I'm here to defend
Miss America. The song, that is. Let's review Bernie Wayne's words:
There she is, Miss America
There she is, your ideal
The dreams of a million girls who are more than pretty
May come true in Atlantic City
For they may turn out to be the Queen of femininity.
There she is, Miss America
There she is, your ideal
With so many beauties, she took the town by storm
With her all-American face and form
And there she is
Walking on air, she is
Fairest of the fair, she is
Miss America.
It's tempting to call these the most unbelievably awful lyrics ever written, but there have been worse. "There's a lady who's sure all that glitters is gold," for example. Or, "Oh, it seems to me that sorry seems to be the hardest word." Wayne wasn't even in the ballpark. No, as bad as his words are, they work beautifully for the intended purpose, which is to hawk a pageant more awkward and plastic than any set of verses dreamed up in one minute (Wayne claimed one hour, but that's hard to believe). And they go splendidly with the melody, creating a perfect match that either accentuates the idiocy of the lyrics or dampens same, depending on your point of view, or state of awakeness at 1 A.M. when the crowning finally happens.
And, as we all heard on the news, network television has dropped the pageant after a full half century of carrying it. The official reason is that MA is no longer relevant, but that's hard to swallow. I mean, when
was it relevant? The truth is that MA, as grotesquely hokey as it may be, is too honest a piece of entertainment to survive in today's TV environment of
Who Wants to Be a Millionaire,
American Idol, and
Trading Spaces. Of course, the move to cable will change the show. In time, MA will become louder, more compact, and flashier. It will conform to cable's standard format: lots of noise and motion sandwiched between even noisier commercials.
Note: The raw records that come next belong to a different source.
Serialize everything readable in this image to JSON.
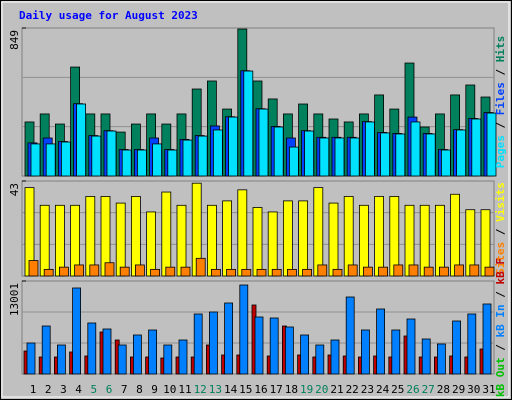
{
  "chart_data": [
    {
      "type": "bar",
      "title": "Daily usage for August 2023",
      "separator": " / ",
      "ylim": [
        0,
        849
      ],
      "yticks": [
        849
      ],
      "series": [
        {
          "name": "Hits",
          "color": "#00805c",
          "values": [
            310,
            356,
            298,
            625,
            356,
            356,
            252,
            298,
            356,
            298,
            356,
            499,
            545,
            384,
            843,
            545,
            442,
            356,
            413,
            356,
            327,
            310,
            356,
            465,
            384,
            648,
            281,
            356,
            465,
            522,
            453
          ]
        },
        {
          "name": "Files",
          "color": "#0040ff",
          "values": [
            190,
            218,
            198,
            415,
            232,
            260,
            152,
            152,
            218,
            152,
            210,
            232,
            287,
            340,
            604,
            386,
            284,
            218,
            260,
            222,
            222,
            222,
            312,
            250,
            244,
            338,
            244,
            152,
            266,
            330,
            364
          ]
        },
        {
          "name": "Pages",
          "color": "#00e0ff",
          "values": [
            184,
            184,
            195,
            413,
            229,
            258,
            149,
            149,
            184,
            149,
            206,
            229,
            264,
            338,
            602,
            384,
            281,
            166,
            258,
            218,
            218,
            218,
            310,
            247,
            241,
            310,
            241,
            149,
            264,
            327,
            361
          ]
        }
      ]
    },
    {
      "type": "bar",
      "separator": " / ",
      "ylim": [
        0,
        43
      ],
      "yticks": [
        43
      ],
      "series": [
        {
          "name": "Visits",
          "color": "#ffff00",
          "values": [
            40,
            32,
            32,
            32,
            36,
            36,
            33,
            36,
            29,
            38,
            32,
            42,
            32,
            34,
            39,
            31,
            29,
            34,
            34,
            40,
            33,
            36,
            32,
            36,
            36,
            32,
            32,
            32,
            37,
            30,
            30
          ]
        },
        {
          "name": "Sites",
          "color": "#ff8000",
          "values": [
            7,
            3,
            4,
            5,
            5,
            6,
            4,
            5,
            3,
            4,
            4,
            8,
            3,
            3,
            3,
            3,
            3,
            3,
            3,
            5,
            3,
            5,
            4,
            4,
            5,
            5,
            4,
            4,
            5,
            5,
            4
          ]
        }
      ]
    },
    {
      "type": "bar",
      "separator": " / ",
      "ylim": [
        0,
        13001
      ],
      "yticks": [
        13001
      ],
      "categories": [
        "1",
        "2",
        "3",
        "4",
        "5",
        "6",
        "7",
        "8",
        "9",
        "10",
        "11",
        "12",
        "13",
        "14",
        "15",
        "16",
        "17",
        "18",
        "19",
        "20",
        "21",
        "22",
        "23",
        "24",
        "25",
        "26",
        "27",
        "28",
        "29",
        "30",
        "31"
      ],
      "category_colors": [
        "#000000",
        "#000000",
        "#000000",
        "#000000",
        "#00805c",
        "#00805c",
        "#000000",
        "#000000",
        "#000000",
        "#000000",
        "#000000",
        "#00805c",
        "#00805c",
        "#000000",
        "#000000",
        "#000000",
        "#000000",
        "#000000",
        "#00805c",
        "#00805c",
        "#000000",
        "#000000",
        "#000000",
        "#000000",
        "#000000",
        "#00805c",
        "#00805c",
        "#000000",
        "#000000",
        "#000000",
        "#000000"
      ],
      "series": [
        {
          "name": "kB F",
          "color": "#c00000",
          "values": [
            3215,
            2377,
            2377,
            3076,
            2516,
            5872,
            4753,
            2377,
            2377,
            2237,
            2377,
            2377,
            4054,
            2656,
            2656,
            9646,
            2516,
            6710,
            2656,
            2377,
            2656,
            2516,
            2377,
            2516,
            2377,
            5312,
            2377,
            2377,
            2516,
            2377,
            3495
          ]
        },
        {
          "name": "kB In",
          "color": "#0080ff",
          "values": [
            4334,
            6710,
            4054,
            12023,
            7130,
            6291,
            4054,
            5452,
            6151,
            4054,
            4753,
            8388,
            8668,
            9926,
            12442,
            7969,
            7829,
            6571,
            5452,
            4054,
            4753,
            10765,
            6151,
            9087,
            6151,
            7689,
            4893,
            4194,
            7409,
            8388,
            9786
          ]
        },
        {
          "name": "kB Out",
          "color": "#00c000",
          "values": [
            0,
            0,
            0,
            0,
            0,
            0,
            0,
            0,
            0,
            0,
            0,
            0,
            0,
            0,
            0,
            0,
            0,
            0,
            0,
            0,
            0,
            0,
            0,
            0,
            0,
            0,
            0,
            0,
            0,
            0,
            0
          ]
        }
      ]
    }
  ]
}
Anyway, it's time for us to listen to Johnny Desmond, the ex-Glenn-Miller singer who introduced Bernie Wayne's song to lucky
Philco Television Playhouse viewers in 1955. The song, it seems, was part of a
play about Miss America ("The Miss America Story"). In other words, the MA theme song started out as a
fictional MA theme song. After which, it became the "real" thing, to the extent that a Miss America theme song can be called real. My brain is starting to hurt....
http://box.net/public/lee/files/345048.html Miss America! Johnny Desmond, 1955.
His "lyrics" aside, Bernie Wayne was a gifted tune writer, as evidenced by the following selections,
Blue Velvet,
a hit for Tony Bennett in 1951
, and
The Magic Touch,
a hit for Hugo Winterhalter in 1954. These might help you recover from the above file. Or maybe not:
http://box.net/public/lee/files/427033.html Blue Velvet (Wayne-Morris), Tony Bennett, w. Percy Faith and His Orch., 1951.
http://box.net/public/lee/files/427034.html The Magic Touch (Bernie Wayne), Hugo Winterhalter and His Orch., 1953.
I wonder who's doing the great guitar work on the Winterhalter side? Wish I knew.
Another thing I'd like to know is, how come after all of these years, including 50 years on TV, the Miss America pageant has failed to make so much as a dent in world hunger, childhood illiteracy, or lack of education for women in impoverished countries? You'd figure these maladies would have yielded to all the cliches by now....
(Please save, rather than open, files for best results. Thanks!)